For the 'Flex collective' product, the board of trustees decided to pay interest of 1% (BVG minimum interest rate) on the savings capital, to the debit of the funding ratio. For the 'Flex individual' product, the individual pension fund commissions will decide the interest rate in consideration of the financial situation.

The fourth quarter drove many market players to despair. The figures were indeed dark red, in particular in the aftermath of the excellent results seen in 2017: Swiss equities lost -8.60% in 2018, while the global equity market declined by around -8.70%. Emerging market equities did not manage to recover from the distortions experienced in the middle of the year and ended the year as lowest performers (-14.60% in USD).

The environment for fixed-income investments was also irregular. Although foreign government bonds improved in local currency, the high costs of hedging resulted in a negative performance of around -1.50%. Swiss government bonds strengthened by 0.40%, but this gain was wiped out again by corporate bonds.

Crude oil, which traded at a multi-year high of around USD 85 per barrel at the beginning of the quarter, lost more than 35% in value in just a short while and also ended the year in negative territory (-19.50% in USD).

Portfolio manager’s comments
We expected challenging times to follow on the brilliant and fairly stable previous year. The correction in February was therefore no surprise. Although the equity markets subsequently recovered slightly, investors were never optimistic. Even while corporate profits and margins grew strongly and the economy flourished, the mood was dampened by the threat of trade war and the US Fed's interest rate hikes. When first concerns about a recession were raised in October, global equity markets dropped sharply, leading to the weakest quarter for equity investments since the global financial crisis in 2008.

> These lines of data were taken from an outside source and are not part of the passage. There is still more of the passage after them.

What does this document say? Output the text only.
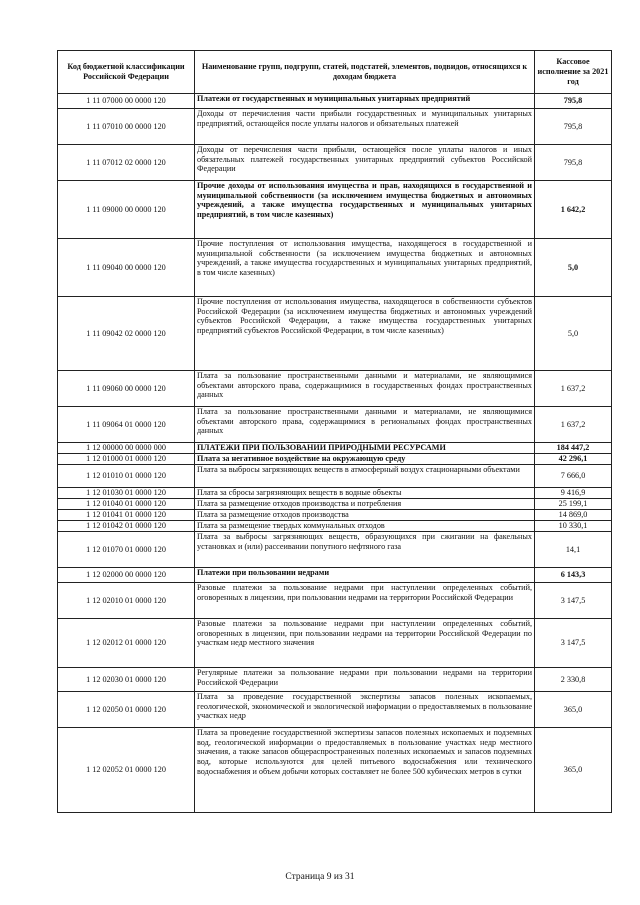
Код бюджетной классификации Российской Федерации	Наименование групп, подгрупп, статей, подстатей, элементов, подвидов, относящихся к доходам бюджета	Кассовое исполнение за 2021 год
1 11 07000 00 0000 120	Платежи от государственных и муниципальных унитарных предприятий	795,8
1 11 07010 00 0000 120	Доходы от перечисления части прибыли государственных и муниципальных унитарных предприятий, остающейся после уплаты налогов и обязательных платежей	795,8
1 11 07012 02 0000 120	Доходы от перечисления части прибыли, остающейся после уплаты налогов и иных обязательных платежей государственных унитарных предприятий субъектов Российской Федерации	795,8
1 11 09000 00 0000 120	Прочие доходы от использования имущества и прав, находящихся в государственной и муниципальной собственности (за исключением имущества бюджетных и автономных учреждений, а также имущества государственных и муниципальных унитарных предприятий, в том числе казенных)	1 642,2
1 11 09040 00 0000 120	Прочие поступления от использования имущества, находящегося в государственной и муниципальной собственности (за исключением имущества бюджетных и автономных учреждений, а также имущества государственных и муниципальных унитарных предприятий, в том числе казенных)	5,0
1 11 09042 02 0000 120	Прочие поступления от использования имущества, находящегося в собственности субъектов Российской Федерации (за исключением имущества бюджетных и автономных учреждений субъектов Российской Федерации, а также имущества государственных унитарных предприятий субъектов Российской Федерации, в том числе казенных)	5,0
1 11 09060 00 0000 120	Плата за пользование пространственными данными и материалами, не являющимися объектами авторского права, содержащимися в государственных фондах пространственных данных	1 637,2
1 11 09064 01 0000 120	Плата за пользование пространственными данными и материалами, не являющимися объектами авторского права, содержащимися в региональных фондах пространственных данных	1 637,2
1 12 00000 00 0000 000	ПЛАТЕЖИ ПРИ ПОЛЬЗОВАНИИ ПРИРОДНЫМИ РЕСУРСАМИ	184 447,2
1 12 01000 01 0000 120	Плата за негативное воздействие на окружающую среду	42 296,1
1 12 01010 01 0000 120	Плата за выбросы загрязняющих веществ в атмосферный воздух стационарными объектами	7 666,0
1 12 01030 01 0000 120	Плата за сбросы загрязняющих веществ в водные объекты	9 416,9
1 12 01040 01 0000 120	Плата за размещение отходов производства и потребления	25 199,1
1 12 01041 01 0000 120	Плата за размещение отходов производства	14 869,0
1 12 01042 01 0000 120	Плата за размещение твердых коммунальных отходов	10 330,1
1 12 01070 01 0000 120	Плата за выбросы загрязняющих веществ, образующихся при сжигании на факельных установках и (или) рассеивании попутного нефтяного газа	14,1
1 12 02000 00 0000 120	Платежи при пользовании недрами	6 143,3
1 12 02010 01 0000 120	Разовые платежи за пользование недрами при наступлении определенных событий, оговоренных в лицензии, при пользовании недрами на территории Российской Федерации	3 147,5
1 12 02012 01 0000 120	Разовые платежи за пользование недрами при наступлении определенных событий, оговоренных в лицензии, при пользовании недрами на территории Российской Федерации по участкам недр местного значения	3 147,5
1 12 02030 01 0000 120	Регулярные платежи за пользование недрами при пользовании недрами на территории Российской Федерации	2 330,8
1 12 02050 01 0000 120	Плата за проведение государственной экспертизы запасов полезных ископаемых, геологической, экономической и экологической информации о предоставляемых в пользование участках недр	365,0
1 12 02052 01 0000 120	Плата за проведение государственной экспертизы запасов полезных ископаемых и подземных вод, геологической информации о предоставляемых в пользование участках недр местного значения, а также запасов общераспространенных полезных ископаемых и запасов подземных вод, которые используются для целей питьевого водоснабжения или технического водоснабжения и объем добычи которых составляет не более 500 кубических метров в сутки	365,0
Страница 9 из 31
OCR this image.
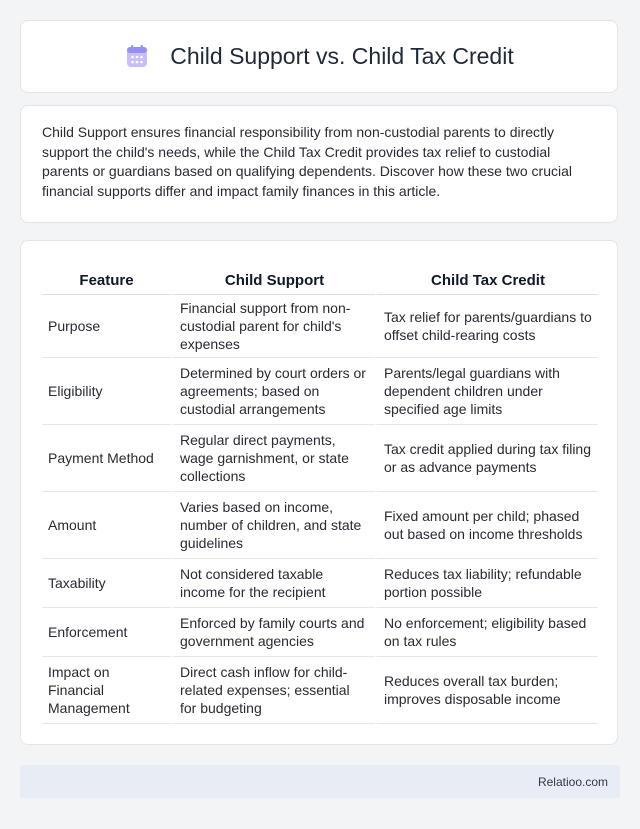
Child Support vs. Child Tax Credit

Child Support ensures financial responsibility from non-custodial parents to directly support the child's needs, while the Child Tax Credit provides tax relief to custodial parents or guardians based on qualifying dependents. Discover how these two crucial financial supports differ and impact family finances in this article.

Feature	Child Support	Child Tax Credit
Purpose	Financial support from non-custodial parent for child's expenses	Tax relief for parents/guardians to offset child-rearing costs
Eligibility	Determined by court orders or agreements; based on custodial arrangements	Parents/legal guardians with dependent children under specified age limits
Payment Method	Regular direct payments, wage garnishment, or state collections	Tax credit applied during tax filing or as advance payments
Amount	Varies based on income, number of children, and state guidelines	Fixed amount per child; phased out based on income thresholds
Taxability	Not considered taxable income for the recipient	Reduces tax liability; refundable portion possible
Enforcement	Enforced by family courts and government agencies	No enforcement; eligibility based on tax rules
Impact on Financial Management	Direct cash inflow for child-related expenses; essential for budgeting	Reduces overall tax burden; improves disposable income
Relatioo.com
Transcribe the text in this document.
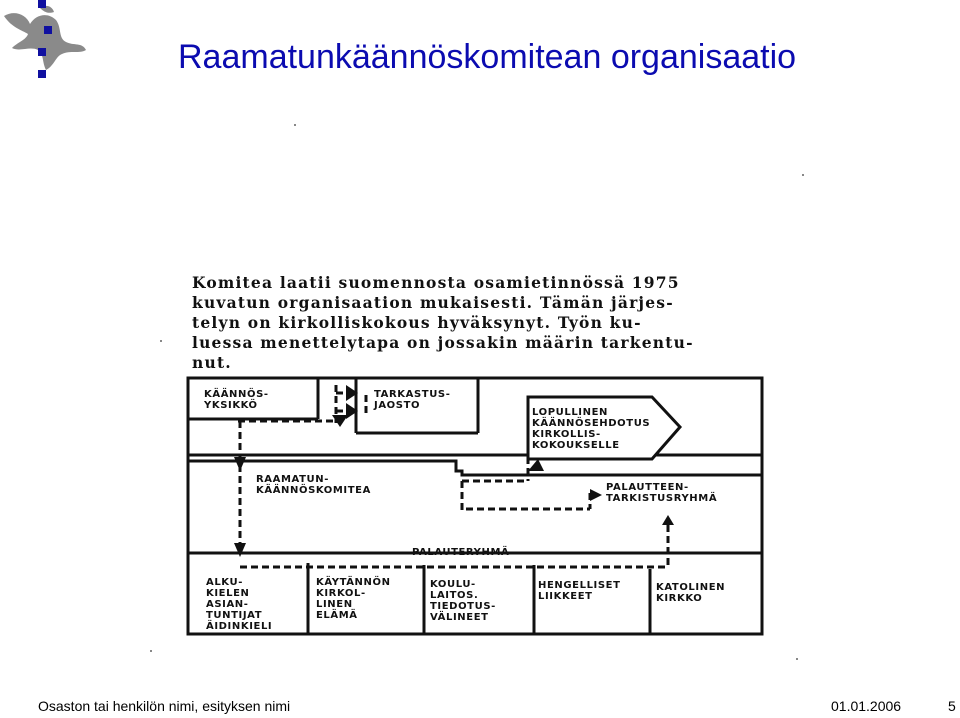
Raamatunkäännöskomitean organisaatio
Komitea laatii suomennosta osamietinnössä 1975
kuvatun organisaation mukaisesti. Tämän järjes-
telyn on kirkolliskokous hyväksynyt. Työn ku-
luessa menettelytapa on jossakin määrin tarkentu-
nut.
KÄÄNNÖS- YKSIKKÖ
TARKASTUS- JAOSTO
LOPULLINEN KÄÄNNÖSEHDOTUS KIRKOLLIS- KOKOUKSELLE
RAAMATUN- KÄÄNNÖSKOMITEA	PALAUTTEEN- TARKISTUSRYHMÄ
PALAUTERYHMÄ
ALKU- KIELEN ASIAN- TUNTIJAT ÄIDINKIELI
KÄYTÄNNÖN KIRKOL- LINEN ELÄMÄ
KOULU- LAITOS. TIEDOTUS- VÄLINEET
HENGELLISET LIIKKEET
KATOLINEN KIRKKO
Osaston tai henkilön nimi, esityksen nimi	01.01.2006	5
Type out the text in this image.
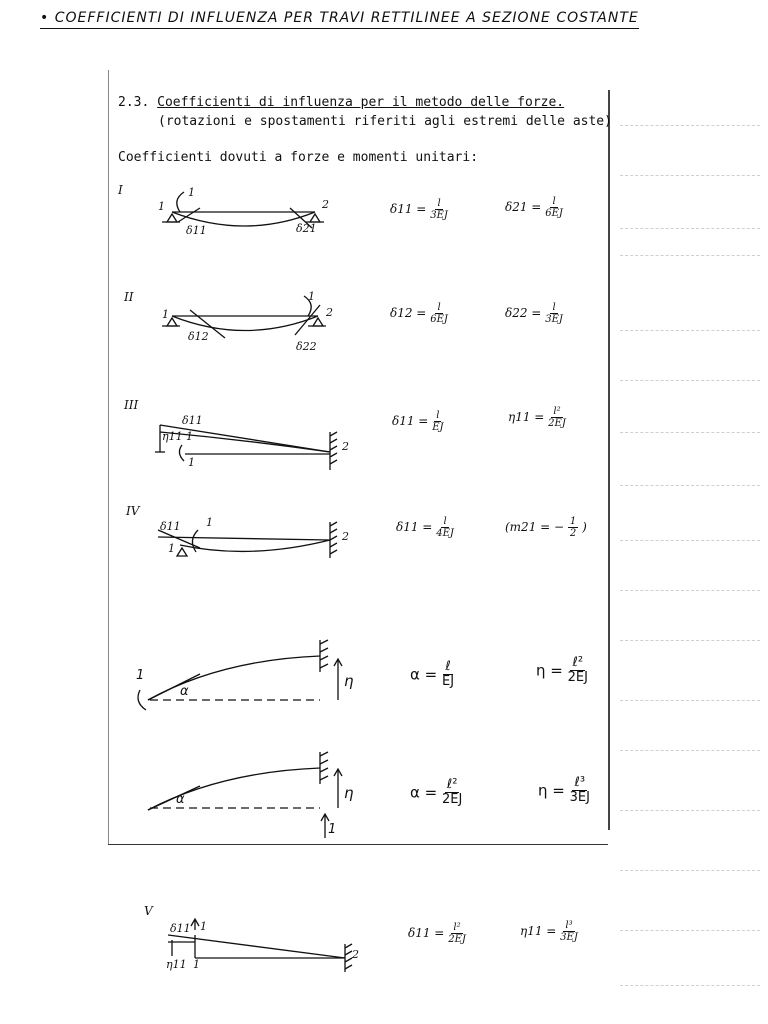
• COEFFICIENTI DI INFLUENZA PER TRAVI RETTILINEE A SEZIONE COSTANTE
2.3. Coefficienti di influenza per il metodo delle forze.
(rotazioni e spostamenti riferiti agli estremi delle aste)
Coefficienti dovuti a forze e momenti unitari:
I
II
III
IV
V
1
1	2
δ11	δ21
1
1
2
δ12
δ22
δ11
η11 1
1
2
δ11 1
1
2
1
α
η
α	η
1
δ11 1
η11 1
2
$\delta 11 = \frac{l}{3EJ}$	$\delta 21 = \frac{l}{6EJ}$
$\delta 12 = \frac{l}{6EJ}$	$\delta 22 = \frac{l}{3EJ}$
$\delta 11 = \frac{l}{EJ}$	$\eta 11 = \frac{\text{l²}}{2EJ}$
$\delta 11 = \frac{l}{4EJ}$	(m21 = − $\frac{1}{2}$ )
$\alpha = \frac{\text{ℓ}}{EJ}$	$\eta = \frac{\text{ℓ²}}{2EJ}$
$\alpha = \frac{\text{ℓ²}}{2EJ}$	$\eta = \frac{\text{ℓ³}}{3EJ}$
$\delta 11 = \frac{\text{l²}}{2EJ}$	$\eta 11 = \frac{\text{l³}}{3EJ}$
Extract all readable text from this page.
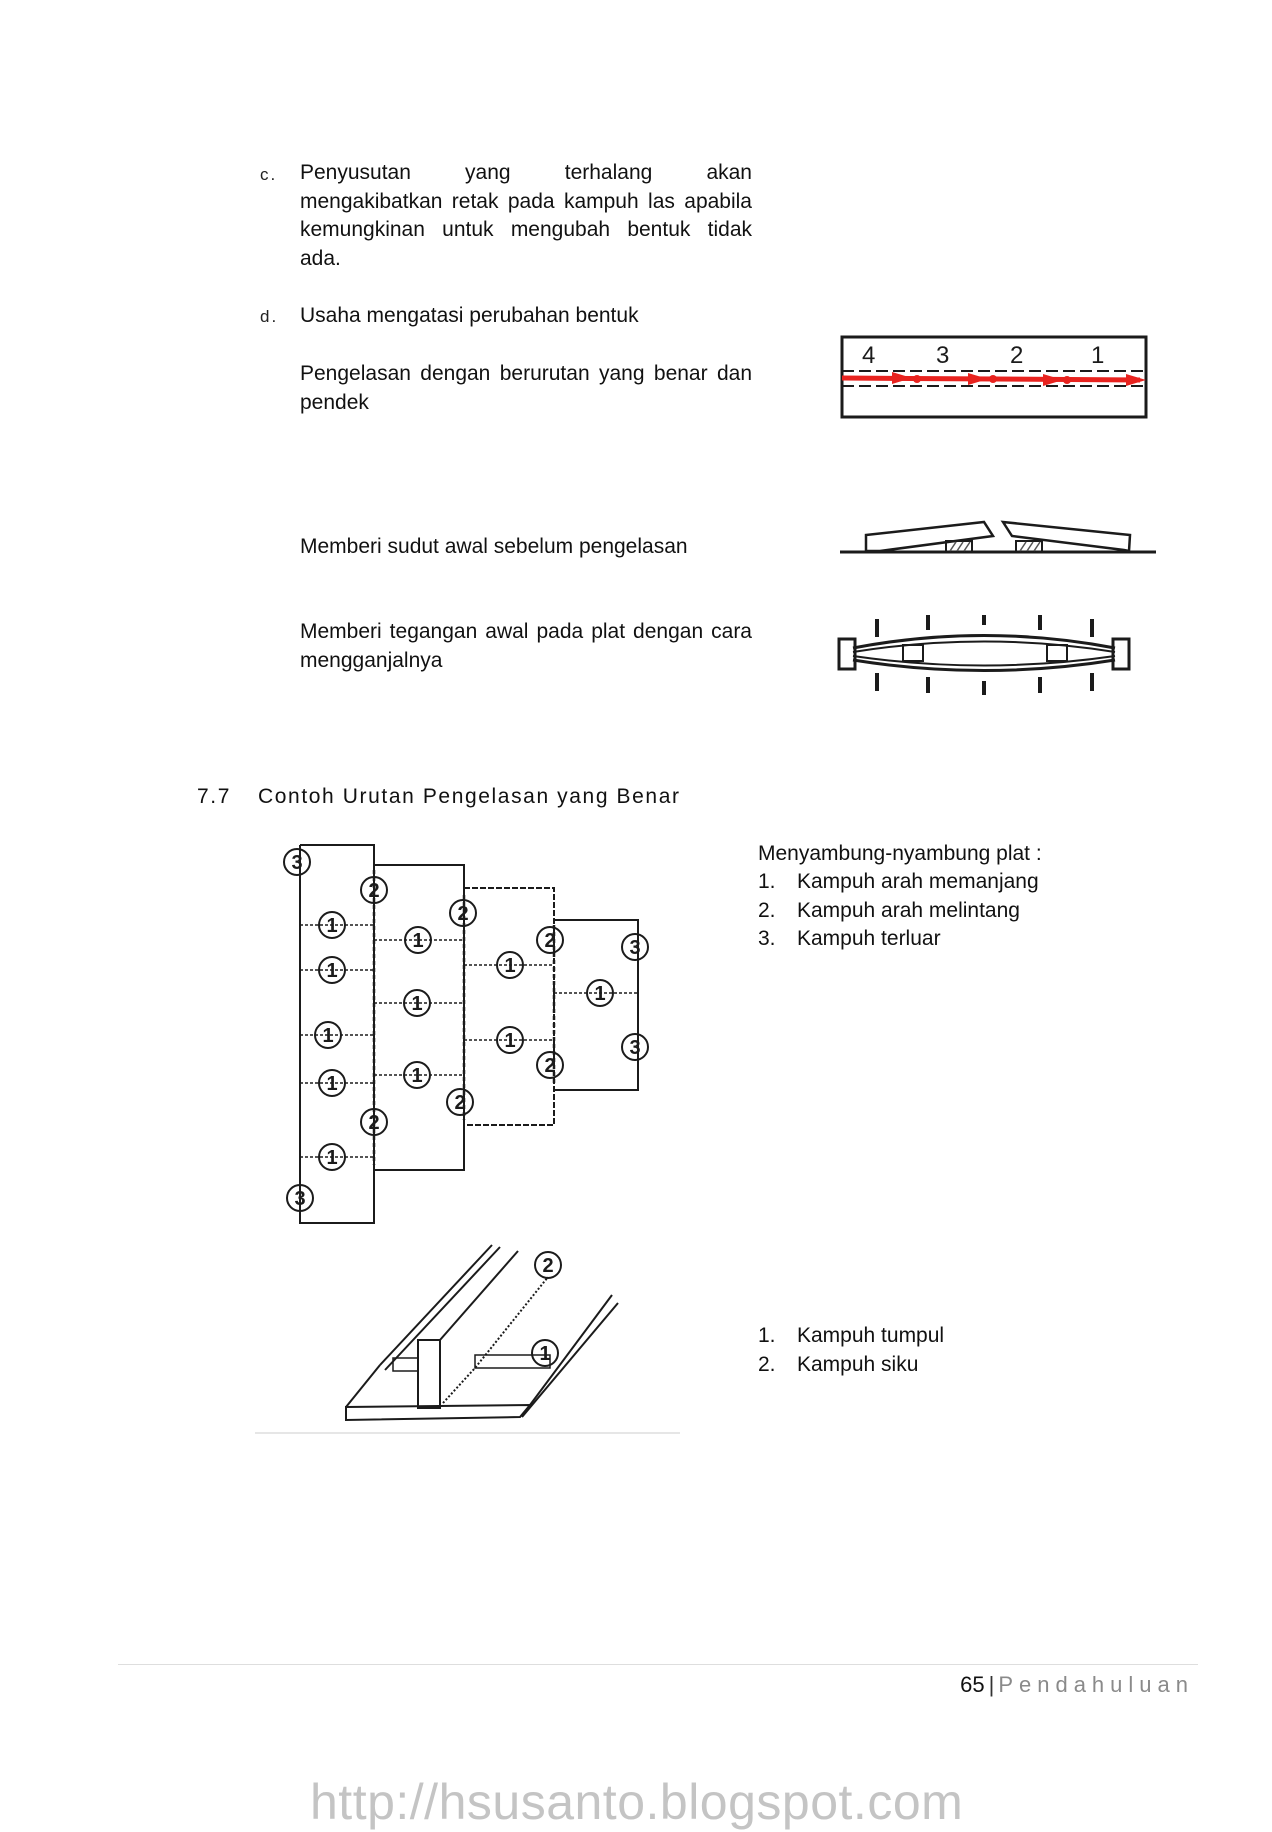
c. Penyusutan yang terhalang akan mengakibatkan retak pada kampuh las apabila kemungkinan untuk mengubah bentuk tidak ada.
d. Usaha mengatasi perubahan bentuk
Pengelasan dengan berurutan yang benar dan pendek
Memberi sudut awal sebelum pengelasan
Memberi tegangan awal pada plat dengan cara mengganjalnya
4	3	2	1
7.7 Contoh Urutan Pengelasan yang Benar
Menyambung-nyambung plat :
1.	Kampuh arah memanjang
2.	Kampuh arah melintang
3.	Kampuh terluar
3
2
2
2	3
3
2
2
2
3
1
1
1
1
1
1
1
1
1
1
1
2
1
1.	Kampuh tumpul
2.	Kampuh siku
65 | Pendahuluan
http://hsusanto.blogspot.com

The biggest challenges of 2018 (trade conflict, Italy and Brexit) are likely to continue causing uncertainty and volatility on the financial markets. We also expect global economic growth and corporate profit growth to weaken slightly. At the same time we are expecting the global economy and corporate profits to continue growing in 2019, while the financial markets will likely return positive, albeit moderate yields again.